Un tel programme devrait donc devenir pour l'Europe de la recherche
communautaire, associée avec des Instituts nationaux tels
que l'Inria en France et, bien sûr, les industriels acceptant
de jouer cette carte, une action stratégique de première
envergure. Les difficultés techniques et budgétaires
ne sont pas à évacuer, mais elles ne devraient pas
être une raison pour ne rien faire.
La
question devra absolument être évoquée à
Paris lors du Colloque du 28 et 29 avril consacré à
l'indépendance technologique de l'Europe.

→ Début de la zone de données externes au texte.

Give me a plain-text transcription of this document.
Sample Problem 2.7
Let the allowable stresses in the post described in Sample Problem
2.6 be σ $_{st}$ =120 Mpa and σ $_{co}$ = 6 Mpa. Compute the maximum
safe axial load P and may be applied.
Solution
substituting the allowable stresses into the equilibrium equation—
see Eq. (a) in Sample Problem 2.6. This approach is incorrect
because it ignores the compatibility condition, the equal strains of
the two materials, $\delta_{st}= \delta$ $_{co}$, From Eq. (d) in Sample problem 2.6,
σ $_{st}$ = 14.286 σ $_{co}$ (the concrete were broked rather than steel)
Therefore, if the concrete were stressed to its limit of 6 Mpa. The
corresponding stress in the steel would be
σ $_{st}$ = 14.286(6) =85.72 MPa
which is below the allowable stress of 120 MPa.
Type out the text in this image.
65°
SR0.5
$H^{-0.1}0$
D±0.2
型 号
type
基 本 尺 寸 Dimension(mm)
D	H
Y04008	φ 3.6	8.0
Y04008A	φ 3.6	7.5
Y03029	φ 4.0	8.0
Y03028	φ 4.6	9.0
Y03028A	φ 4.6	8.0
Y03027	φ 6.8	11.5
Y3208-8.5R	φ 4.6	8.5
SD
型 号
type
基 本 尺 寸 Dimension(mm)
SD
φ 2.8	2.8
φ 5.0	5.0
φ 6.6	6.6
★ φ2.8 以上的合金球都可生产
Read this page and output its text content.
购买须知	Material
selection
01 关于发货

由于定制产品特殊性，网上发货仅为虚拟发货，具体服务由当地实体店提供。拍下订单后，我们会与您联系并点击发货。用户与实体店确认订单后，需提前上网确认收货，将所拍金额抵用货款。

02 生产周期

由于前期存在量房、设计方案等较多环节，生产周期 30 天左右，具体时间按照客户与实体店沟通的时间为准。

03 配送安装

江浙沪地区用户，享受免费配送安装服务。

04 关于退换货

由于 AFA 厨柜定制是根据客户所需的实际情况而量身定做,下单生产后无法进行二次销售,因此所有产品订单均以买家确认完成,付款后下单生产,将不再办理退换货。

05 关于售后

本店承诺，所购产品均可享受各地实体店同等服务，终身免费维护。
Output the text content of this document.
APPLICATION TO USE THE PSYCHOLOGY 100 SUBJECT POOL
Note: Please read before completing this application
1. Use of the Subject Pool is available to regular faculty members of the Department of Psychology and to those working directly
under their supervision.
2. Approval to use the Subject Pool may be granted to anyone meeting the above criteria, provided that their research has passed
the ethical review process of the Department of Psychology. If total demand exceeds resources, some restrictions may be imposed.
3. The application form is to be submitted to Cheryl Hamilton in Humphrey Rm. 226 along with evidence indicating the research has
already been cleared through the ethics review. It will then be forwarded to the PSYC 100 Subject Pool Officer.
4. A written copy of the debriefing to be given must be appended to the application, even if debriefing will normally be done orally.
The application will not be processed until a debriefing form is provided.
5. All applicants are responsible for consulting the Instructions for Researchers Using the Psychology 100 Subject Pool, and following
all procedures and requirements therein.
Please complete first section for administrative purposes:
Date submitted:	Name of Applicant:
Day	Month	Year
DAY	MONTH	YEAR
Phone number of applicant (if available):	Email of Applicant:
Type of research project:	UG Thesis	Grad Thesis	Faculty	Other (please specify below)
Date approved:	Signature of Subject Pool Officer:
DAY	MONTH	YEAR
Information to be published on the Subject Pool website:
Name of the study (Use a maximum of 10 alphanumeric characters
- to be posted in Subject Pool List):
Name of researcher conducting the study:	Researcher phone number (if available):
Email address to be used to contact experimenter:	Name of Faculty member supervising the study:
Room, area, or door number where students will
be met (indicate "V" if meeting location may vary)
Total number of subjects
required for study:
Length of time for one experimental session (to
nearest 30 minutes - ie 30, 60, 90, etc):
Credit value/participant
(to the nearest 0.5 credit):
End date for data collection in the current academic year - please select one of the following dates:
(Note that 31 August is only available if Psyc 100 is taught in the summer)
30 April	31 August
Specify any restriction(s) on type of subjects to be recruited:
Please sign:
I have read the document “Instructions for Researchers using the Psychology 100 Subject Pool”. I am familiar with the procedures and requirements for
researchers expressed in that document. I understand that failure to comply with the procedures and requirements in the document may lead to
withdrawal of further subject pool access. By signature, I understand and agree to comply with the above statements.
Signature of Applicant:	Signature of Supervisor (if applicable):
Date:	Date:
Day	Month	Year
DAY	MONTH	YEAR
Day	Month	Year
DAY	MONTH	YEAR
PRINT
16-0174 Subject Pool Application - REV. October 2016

(cf :http://www.europe-puissance-scientifique.org).
Notes
Assez curieusement, le site des deux associations françaises
qui militent pour le logiciel libre, Aful http://www.aful.org/
et April http://www.april.org/
ne mentionnent pas ces importants projets asiatiques, à la
date de rédaction du présent article.
Un correspondant nous signale qu'une opération dite EuroLinux
existe déjà, à l'initiative de l'Alliance Eurolinux
(regroupement des entreprises européennes visant à
conserver l'indépendance de l'Europe en refusant la brevetabilité
des algorithmes). Cette Alliance a lancé la plus grande pétition
qui ai jamais existé sur internet (à notre connaissance)
: 300.000 citoyens et 2000 entreprises contre les brevets logiciels.
Voir : http://www.eurolinux.org.
Peut-être trouverait-on là des gens prêts à
s'investir dans un Joint Open Source Project européen.